Glycoprotein IIb/IIIa inhibitors. If a major bleeding event requires the reversal of glycoprotein IIb/IIIa inhibitor therapy, the treatment must take into consideration the pharmacodynamics of the target drug. Both eptifibatide (Integrilin) and tirofiban (Aggrastat) competitively inhibit glycoprotein IIb/IIIa receptors; thus, their effects depend on dosing, elimination, and time. Due to the stoichiometry of both drugs, transfusion of platelets is ineffective. Both eptifibatide and tirofiban are eliminated by the kidney; thus, normal renal function is key to the amount of time it takes for platelet function to return to baseline.⁵⁷ Evidence suggests that fibrinogen-rich plasma can be administered to restore platelet function.^31,58,59

Abciximab (ReoPro). Whereas reversal of eptifibatide and tirofiban focuses on overcoming competitive inhibition, neutralization of abciximab involves overcoming its high receptor affinity. At 24 hours after abciximab infusion is stopped, platelet aggregation may still be inhibited by up to 50%. Fortunately, owing to abciximab’s short plasma half-life and its dilution in serum, platelet transfusion is effective in reversing its antiplatelet effects.^31,57

 

 

Blood transfusion

Long considered beneficial to critically ill patients, blood transfusion to maintain hematocrit levels during acute coronary syndromes has come under intense scrutiny. Randomized trials have shown that transfusion should not be given aggressively to critically ill patients.⁶⁰ In acute coronary syndromes, there are only observational data.

Rao et al⁶¹ used detailed clinical data from 24,112 patients with acute coronary syndromes in the GUSTO IIb, PURSUIT, and PARAGON B trials to determine the association between blood transfusion and outcomes in patients who developed moderate to severe bleeding, anemia, or both during their hospitalization. The rates of death in the hospital and at 30 days were significantly higher in patients who received a transfusion (30-day mortality HR 3.94; 95% CI 3.36–4.75).
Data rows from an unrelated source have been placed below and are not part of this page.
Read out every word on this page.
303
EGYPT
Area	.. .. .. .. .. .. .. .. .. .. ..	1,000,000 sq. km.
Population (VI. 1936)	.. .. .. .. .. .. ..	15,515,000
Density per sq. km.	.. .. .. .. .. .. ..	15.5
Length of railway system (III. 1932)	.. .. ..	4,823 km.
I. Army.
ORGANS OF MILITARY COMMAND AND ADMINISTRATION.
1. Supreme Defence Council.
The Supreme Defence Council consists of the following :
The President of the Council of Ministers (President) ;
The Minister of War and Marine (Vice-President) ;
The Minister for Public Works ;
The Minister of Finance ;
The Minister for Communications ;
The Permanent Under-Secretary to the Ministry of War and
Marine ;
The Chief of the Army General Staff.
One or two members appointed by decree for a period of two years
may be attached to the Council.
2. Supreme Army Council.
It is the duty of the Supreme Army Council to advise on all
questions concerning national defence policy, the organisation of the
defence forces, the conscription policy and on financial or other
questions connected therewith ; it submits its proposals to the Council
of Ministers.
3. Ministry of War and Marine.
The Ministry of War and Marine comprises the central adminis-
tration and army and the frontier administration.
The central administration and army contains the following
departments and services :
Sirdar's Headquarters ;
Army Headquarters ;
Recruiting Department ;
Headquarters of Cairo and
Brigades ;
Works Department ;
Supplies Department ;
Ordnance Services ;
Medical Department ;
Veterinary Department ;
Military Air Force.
However, there was no significant association between transfusion and the 30-day mortality rate if the nadir hematocrit was 25% or less.

Of note: no randomized clinical trial has evaluated transfusion strategies in acute coronary syndromes at this time. Until such data are available, it is reasonable to follow published guidelines and to avoid transfusion in stable patients with ischemic heart disease unless the hematocrit is 25% or less.³¹ The risks and benefits of blood transfusion should be carefully weighed. Routine use of transfusion to maintain predefined hemoglobin levels is not recommended in stable patients.